New Jersey/Bern (pte/20.09.2011/12:15) Wer gähnt, kühlt sein Gehirn und verhilft ihm damit zu mehr Leistungsfähigkeit. Das behauptet der Evolutionsbiologe Andrew Gallup von der Princeton University http://princeton.edu in der Zeitschrift „Frontiers in Evolutionary Neuroscience“. In Experimenten konnte er zeigen, dass Menschen im Winter viel häufiger gähnen als im Sommer. Seine umstrittene These: Ist die Umgebungsluft zu warm, bewirkt Gähnen keinen Kühleffekt – weshalb wir im Sommer seltener gähnen. Warum Menschen und auch andere höhere Lebewesen gähnen, ist noch immer ungeklärt. Man weiß heute, dass Gähnen nicht die Sauerstoff-Versorgung des Gehirns verbessern soll, wie lange angenommen wurde – sonst würde ja jede Anstrengung zum Gähnen führen. Auch für den beim Schlucken oder Kauen stattfindenden Druckausgleich hat die charakteristische Kieferbewegung keine Bedeutung. Dass sie aufgrund seiner hochgradigen Ansteckbarkeit soziale Funktionen hat, gilt hingegen als unbestritten.

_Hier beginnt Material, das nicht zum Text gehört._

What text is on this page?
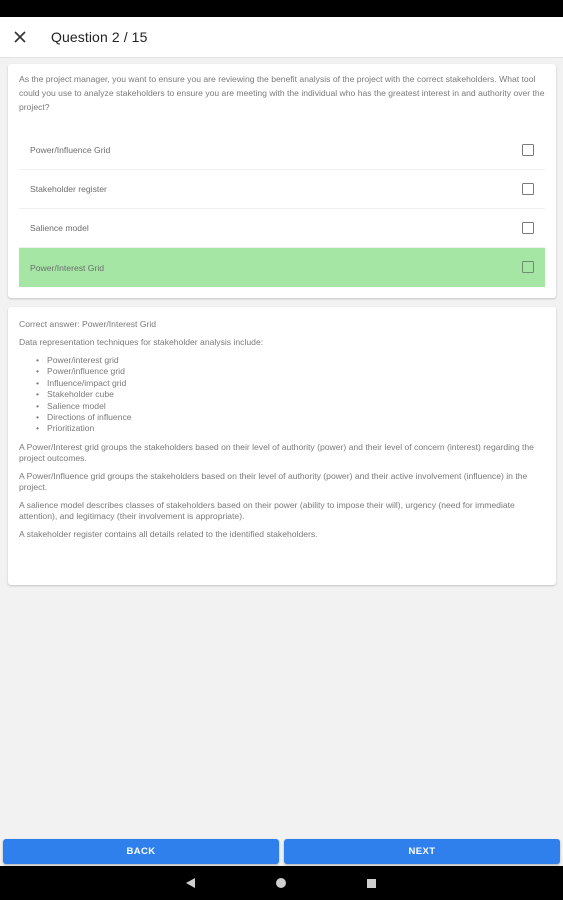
Question 2 / 15
As the project manager, you want to ensure you are reviewing the benefit analysis of the project with the correct stakeholders. What tool could you use to analyze stakeholders to ensure you are meeting with the individual who has the greatest interest in and authority over the project?
Power/Influence Grid
Stakeholder register
Salience model
Power/Interest Grid
Correct answer: Power/Interest Grid
Data representation techniques for stakeholder analysis include:
• Power/interest grid
• Power/influence grid
• Influence/impact grid
• Stakeholder cube
• Salience model
• Directions of influence
• Prioritization
A Power/Interest grid groups the stakeholders based on their level of authority (power) and their level of concern (interest) regarding the project outcomes.
A Power/Influence grid groups the stakeholders based on their level of authority (power) and their active involvement (influence) in the project.
A salience model describes classes of stakeholders based on their power (ability to impose their will), urgency (need for immediate attention), and legitimacy (their involvement is appropriate).
A stakeholder register contains all details related to the identified stakeholders.
BACK	NEXT
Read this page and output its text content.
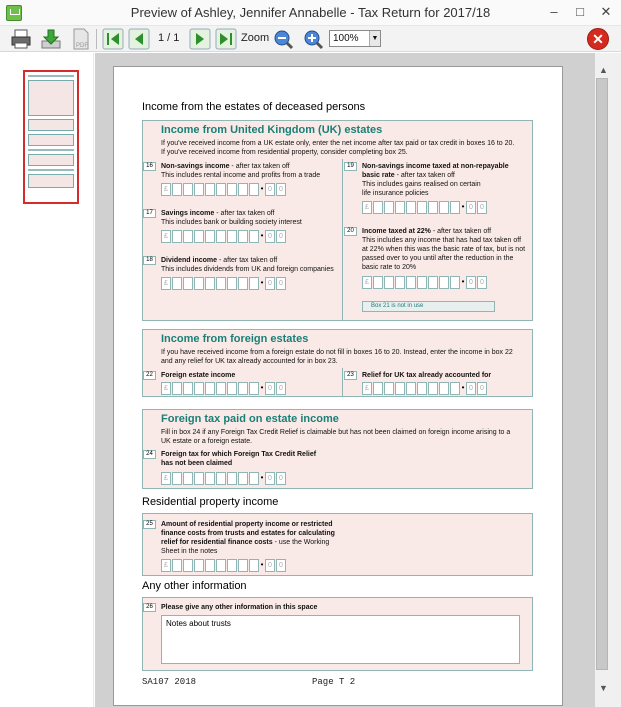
Preview of Ashley, Jennifer Annabelle - Tax Return for 2017/18	–	□	✕
PDF
1 / 1	Zoom	100%	▼	✕
Income from the estates of deceased persons
Income from United Kingdom (UK) estates
If you've received income from a UK estate only, enter the net income after tax paid or tax credit in boxes 16 to 20.
If you've received income from residential property, consider completing box 25.
16	Non-savings income - after tax taken off
This includes rental income and profits from a trade
£	• 0	0
17	Savings income - after tax taken off
This includes bank or building society interest
£	• 0	0
18	Dividend income - after tax taken off
This includes dividends from UK and foreign companies
£	• 0	0
19	Non-savings income taxed at non-repayable
basic rate - after tax taken off
This includes gains realised on certain
life insurance policies
£	• 0	0
20	Income taxed at 22% - after tax taken off
This includes any income that has had tax taken off
at 22% when this was the basic rate of tax, but is not
passed over to you until after the reduction in the
basic rate to 20%
£	• 0	0
Box 21 is not in use
Income from foreign estates
If you have received income from a foreign estate do not fill in boxes 16 to 20. Instead, enter the income in box 22
and any relief for UK tax already accounted for in box 23.
22	Foreign estate income
£	• 0	0
23	Relief for UK tax already accounted for
£	• 0	0
Foreign tax paid on estate income
Fill in box 24 if any Foreign Tax Credit Relief is claimable but has not been claimed on foreign income arising to a
UK estate or a foreign estate.
24	Foreign tax for which Foreign Tax Credit Relief
has not been claimed
£	• 0	0
Residential property income
25	Amount of residential property income or restricted
finance costs from trusts and estates for calculating
relief for residential finance costs - use the Working
Sheet in the notes
£	• 0	0
Any other information
26	Please give any other information in this space
Notes about trusts
SA107 2018	Page T 2
▲
▼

Temperatur-Check im Oberstübchen
Diesen Nachahmer-Effekt machte sich Gallup in seinen Versuchen zunutze. Er zeigte 160 Menschen im Winter und im Sommer in der freien Luft Gähn-Bilder und überprüfte die Reaktion. In der kalten Jahreszeit waren mehr als doppelt so viele Gähner zu beobachten wie in der Hitze, auch nach Berücksichtigung möglicher Störfaktoren wie Luftfeuchte, der im Freien verbrachten Zeit oder der Schlafdauer in der Nacht zuvor.
Viel eher als Gelangweiltsein oder Schlafenwollen signalisiert Gähnen somit Wärmeaustausch, glaubt Gallup. Seine Gehirnkühl-These verfolgt der Wissenschaftler schon seit 2007 (pressetext berichtete: http://pressetext.com/news/20070628037 ). Damals zeigte er, dass Nasenatmung, der Aufenthalt in kühlen Räumen oder eine Kühlung per Kühlpäckchen an der Stirn das Gähnen unterdrücken. Bei Ratten konnte er zudem nach dem Gähnen eine Normalisierung von kurz zuvor angestiegener Hirntemperatur feststellen.

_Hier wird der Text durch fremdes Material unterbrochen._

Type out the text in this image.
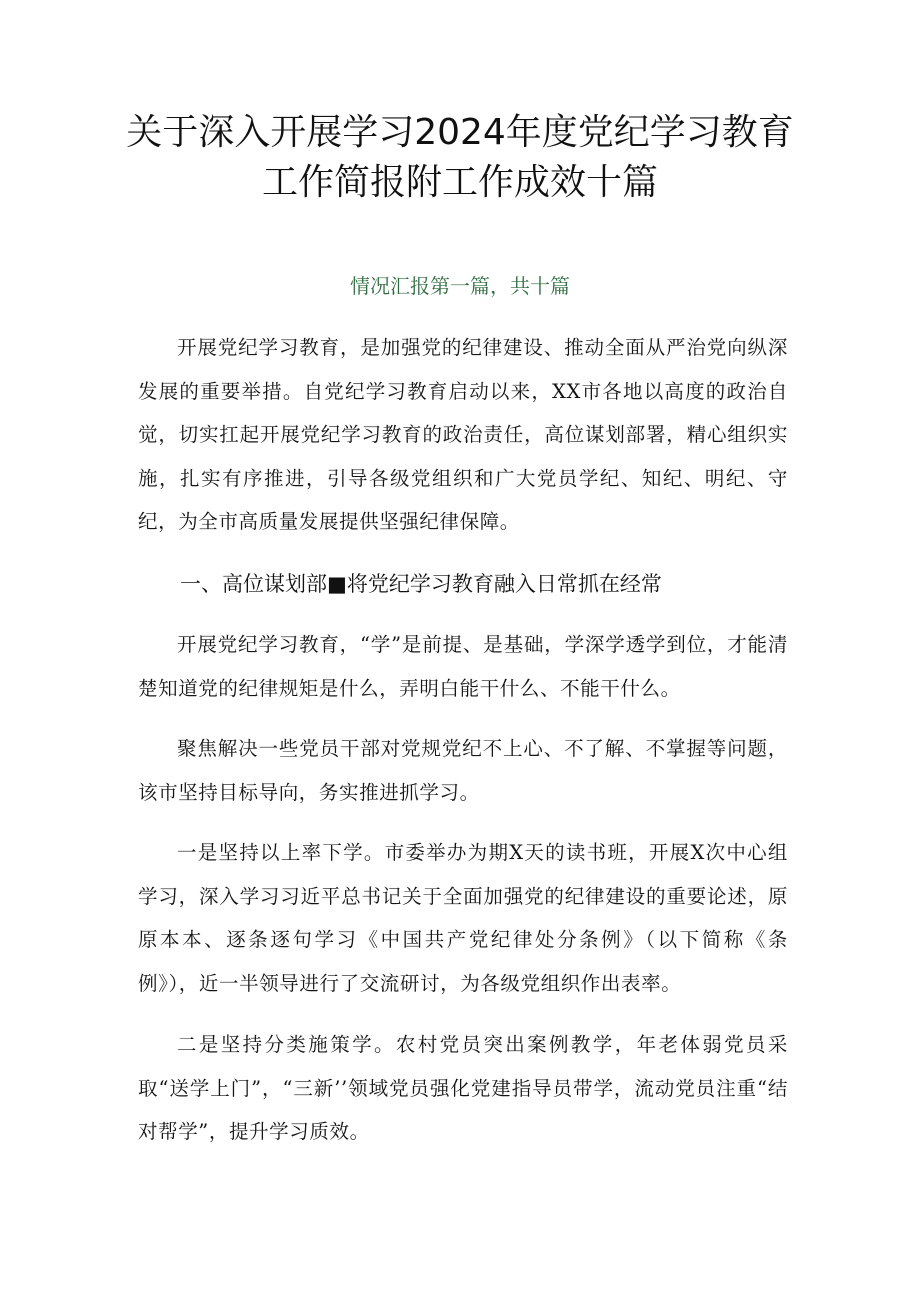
关于深入开展学习2024年度党纪学习教育
工作简报附工作成效十篇

情况汇报第一篇，共十篇

开展党纪学习教育，是加强党的纪律建设、推动全面从严治党向纵深发展的重要举措。自党纪学习教育启动以来，XX市各地以高度的政治自觉，切实扛起开展党纪学习教育的政治责任，高位谋划部署，精心组织实施，扎实有序推进，引导各级党组织和广大党员学纪、知纪、明纪、守纪，为全市高质量发展提供坚强纪律保障。

一、高位谋划部■将党纪学习教育融入日常抓在经常

开展党纪学习教育，“学”是前提、是基础，学深学透学到位，才能清楚知道党的纪律规矩是什么，弄明白能干什么、不能干什么。

聚焦解决一些党员干部对党规党纪不上心、不了解、不掌握等问题，该市坚持目标导向，务实推进抓学习。

一是坚持以上率下学。市委举办为期X天的读书班，开展X次中心组学习，深入学习习近平总书记关于全面加强党的纪律建设的重要论述，原原本本、逐条逐句学习《中国共产党纪律处分条例》（以下简称《条例》），近一半领导进行了交流研讨，为各级党组织作出表率。

二是坚持分类施策学。农村党员突出案例教学，年老体弱党员采取“送学上门”，“三新’’领域党员强化党建指导员带学，流动党员注重“结对帮学”，提升学习质效。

Wichtiges Kommunikationsmittel
Konsensfähig dürfte Gallups These allerdings noch kaum sein. Schweizer Forscher um Adrian Guggisberg argumentieren, dass Kühlung der Stirn erfrischt und schon deshalb Müdigkeit und Gähnen vertreibt, zudem kühlt die Nasenatmung das Gehirn weit effektiver als das Gähnen.

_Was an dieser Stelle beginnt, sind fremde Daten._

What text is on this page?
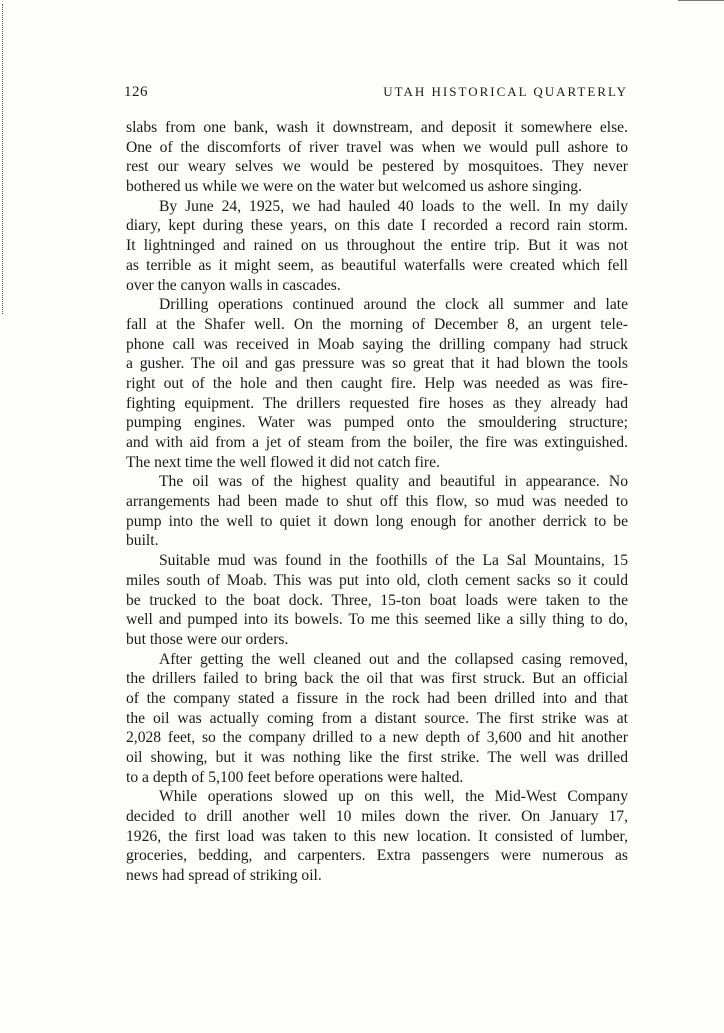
126	UTAH HISTORICAL QUARTERLY
slabs from one bank, wash it downstream, and deposit it somewhere else.
One of the discomforts of river travel was when we would pull ashore to
rest our weary selves we would be pestered by mosquitoes. They never
bothered us while we were on the water but welcomed us ashore singing.
By June 24, 1925, we had hauled 40 loads to the well. In my daily
diary, kept during these years, on this date I recorded a record rain storm.
It lightninged and rained on us throughout the entire trip. But it was not
as terrible as it might seem, as beautiful waterfalls were created which fell
over the canyon walls in cascades.
Drilling operations continued around the clock all summer and late
fall at the Shafer well. On the morning of December 8, an urgent tele-
phone call was received in Moab saying the drilling company had struck
a gusher. The oil and gas pressure was so great that it had blown the tools
right out of the hole and then caught fire. Help was needed as was fire-
fighting equipment. The drillers requested fire hoses as they already had
pumping engines. Water was pumped onto the smouldering structure;
and with aid from a jet of steam from the boiler, the fire was extinguished.
The next time the well flowed it did not catch fire.
The oil was of the highest quality and beautiful in appearance. No
arrangements had been made to shut off this flow, so mud was needed to
pump into the well to quiet it down long enough for another derrick to be
built.
Suitable mud was found in the foothills of the La Sal Mountains, 15
miles south of Moab. This was put into old, cloth cement sacks so it could
be trucked to the boat dock. Three, 15-ton boat loads were taken to the
well and pumped into its bowels. To me this seemed like a silly thing to do,
but those were our orders.
After getting the well cleaned out and the collapsed casing removed,
the drillers failed to bring back the oil that was first struck. But an official
of the company stated a fissure in the rock had been drilled into and that
the oil was actually coming from a distant source. The first strike was at
2,028 feet, so the company drilled to a new depth of 3,600 and hit another
oil showing, but it was nothing like the first strike. The well was drilled
to a depth of 5,100 feet before operations were halted.
While operations slowed up on this well, the Mid-West Company
decided to drill another well 10 miles down the river. On January 17,
1926, the first load was taken to this new location. It consisted of lumber,
groceries, bedding, and carpenters. Extra passengers were numerous as
news had spread of striking oil.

„Am ehesten scheint Gähnen eine Form der Kommunikation zu sein, die etwa Tierrudeln hilft, das Einschlafen zu synchronisieren“, so der Neurologe Johannes Mathis vom Inselspital Bern http://www.neuro-bern.ch gegenüber pressetext. Die Gähn-Erforschung sei zwar klinisch nur wenig relevant, wissenschaftlich jedoch genauso spannend wie andere ungeklärte Reflexe wie Schluckauf oder das Niesen, erklärt der Experte.